Even though it has a lot going for it, a few things about the Furbo were annoying. You can’t log into your Furbo online or even turn it on or off without the app, so software glitches can be a huge problem. Once, I updated the firmware on the app and the Setting tab went MIA. I was stuck uninstalling and reinstalling the app a few times until it reappeared.

Then there’s a few camera quirks: the Furbo has a 160-degree wide-angle lens that you can digitally zoom, but you can’t pan around or rotate the image. So, your dog knocks the Furbo over, you might as well turn it off or give yourself vertigo.

If you have two or more dogs, the Furbo might also be of limited utility. One of my dogs is pretty shy, and the other more aggressive. Even though you can create multiple dog profiles, my boss dog ended up snagging most of the treats.

But for a seemingly simple device, the Furbo’s software was sophisticated. The app informed me that subscribing to premium alerts is currently free. With premium alerts activated, the Furbo kept a timeline of the day’s events. It sent me a push notification whenever it detected a person, a dog moving, or barking (my dogs bark a lot, so I eventually turned barking alerts off).

The Furbo identified everyone who walked by, no matter their shape, size, or activity. It identified my infant rolling around, and even just a flash of adult foot or a pant cuff.

Adorably, it also automatically takes pictures of your dog when they gaze into the camera. Someone better at dog training than I am—or maybe with slightly more responsive dogs—could probably train their dog to gaze into the camera when the signal light turns blue, since blue is one of the few colors that dogs can see. When the selfie feature worked, it was utterly hilarious.

You can set the video resolution at either 360p, 720p, or 1080p. The 1080p resolution was remarkably clear (and looking at high-resolution pictures of my carpet made me realize I need to vacuum more). You can also record your own voice and use it for the snack call, instead of the clicker. My dogs did recognize the voice as mine. On the live camera, I could watch their heads swivel as they looked from the Furbo to my office door, and back again.

Live Long and Paw-sper

Every dog owner leaves their house with a little trepidation. Dogs are intensely social creatures, selected by nature, and our own desires, to be as cuddly and appealing as possible. It’s hard to leave them behind sometimes.

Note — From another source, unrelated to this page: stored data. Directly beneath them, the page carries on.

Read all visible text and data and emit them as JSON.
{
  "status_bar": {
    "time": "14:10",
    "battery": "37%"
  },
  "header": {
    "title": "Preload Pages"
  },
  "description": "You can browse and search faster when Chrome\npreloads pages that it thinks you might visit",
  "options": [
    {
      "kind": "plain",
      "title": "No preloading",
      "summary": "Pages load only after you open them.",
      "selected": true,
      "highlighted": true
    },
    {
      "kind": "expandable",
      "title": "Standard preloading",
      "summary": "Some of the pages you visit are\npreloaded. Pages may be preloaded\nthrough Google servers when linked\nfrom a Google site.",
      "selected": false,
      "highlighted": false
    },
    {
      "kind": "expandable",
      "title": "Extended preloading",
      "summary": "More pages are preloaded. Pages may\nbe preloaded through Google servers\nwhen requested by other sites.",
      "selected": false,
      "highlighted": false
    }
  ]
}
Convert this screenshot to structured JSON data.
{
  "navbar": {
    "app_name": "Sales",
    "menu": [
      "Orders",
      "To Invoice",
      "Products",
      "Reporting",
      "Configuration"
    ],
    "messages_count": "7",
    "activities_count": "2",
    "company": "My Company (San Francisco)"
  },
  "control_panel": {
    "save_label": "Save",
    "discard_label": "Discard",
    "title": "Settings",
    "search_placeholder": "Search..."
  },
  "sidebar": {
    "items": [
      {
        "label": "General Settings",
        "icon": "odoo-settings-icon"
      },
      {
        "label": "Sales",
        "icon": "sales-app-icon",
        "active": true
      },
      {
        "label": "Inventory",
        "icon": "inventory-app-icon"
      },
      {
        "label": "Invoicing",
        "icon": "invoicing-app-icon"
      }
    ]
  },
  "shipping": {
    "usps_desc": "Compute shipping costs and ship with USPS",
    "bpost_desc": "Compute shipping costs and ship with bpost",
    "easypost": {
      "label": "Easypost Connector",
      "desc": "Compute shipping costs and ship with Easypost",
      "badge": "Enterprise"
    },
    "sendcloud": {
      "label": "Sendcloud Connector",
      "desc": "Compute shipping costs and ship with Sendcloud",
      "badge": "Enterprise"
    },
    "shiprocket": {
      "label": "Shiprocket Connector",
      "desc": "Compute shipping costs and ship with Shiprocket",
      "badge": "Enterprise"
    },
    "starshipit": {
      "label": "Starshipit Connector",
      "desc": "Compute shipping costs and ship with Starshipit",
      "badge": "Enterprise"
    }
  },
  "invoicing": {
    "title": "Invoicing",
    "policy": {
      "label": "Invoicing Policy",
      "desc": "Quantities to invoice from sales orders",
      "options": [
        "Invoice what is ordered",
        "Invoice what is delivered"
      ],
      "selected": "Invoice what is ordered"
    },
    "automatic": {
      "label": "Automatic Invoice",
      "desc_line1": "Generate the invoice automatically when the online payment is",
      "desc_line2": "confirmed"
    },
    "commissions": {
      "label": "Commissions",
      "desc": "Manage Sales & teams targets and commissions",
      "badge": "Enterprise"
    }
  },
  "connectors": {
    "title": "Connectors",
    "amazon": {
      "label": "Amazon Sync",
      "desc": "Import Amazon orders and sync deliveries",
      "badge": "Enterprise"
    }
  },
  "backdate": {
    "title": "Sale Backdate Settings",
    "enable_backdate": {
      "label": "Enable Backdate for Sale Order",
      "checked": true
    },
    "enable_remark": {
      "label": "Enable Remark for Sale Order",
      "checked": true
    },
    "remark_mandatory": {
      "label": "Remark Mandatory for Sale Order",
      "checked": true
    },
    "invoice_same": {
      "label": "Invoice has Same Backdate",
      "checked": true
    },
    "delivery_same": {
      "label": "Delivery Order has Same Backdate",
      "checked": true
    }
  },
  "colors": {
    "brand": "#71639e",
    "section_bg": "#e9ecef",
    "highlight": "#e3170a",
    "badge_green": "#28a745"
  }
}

While $200 might seem expensive, the Furbo is simple, effective, and comparably priced to some of the other interactive pet cameras available. It’s also cheaper than constantly replacing shoes and pillows destroyed by lonely doggos.

Since I work from home, I can pet my dogs whenever I want. But my spouse works in an office. In the weeks that we had the Furbo, he developed a habit of feeding them a few pieces of kibble before he starts his commute.

Every day at around 5 pm, I hear the Furbo’s mechanical click-click. The dogs sit in front of the Furbo expectantly, and oddly enough, my toddler, too. When she sees the dogs move, she starts singing, “Daddy! Daddy!” and dances in front of the camera.

Even when your dogs are sufficiently fed, cared for, and entertained, my spouse ended up using it. And the Amazon reviews of hospitalized or overseas Furbo-owning pup-parents are enough to make any softhearted dog owner tear up. It’s an easy, small way to connect, for the pet parent who just can’t wait to get home.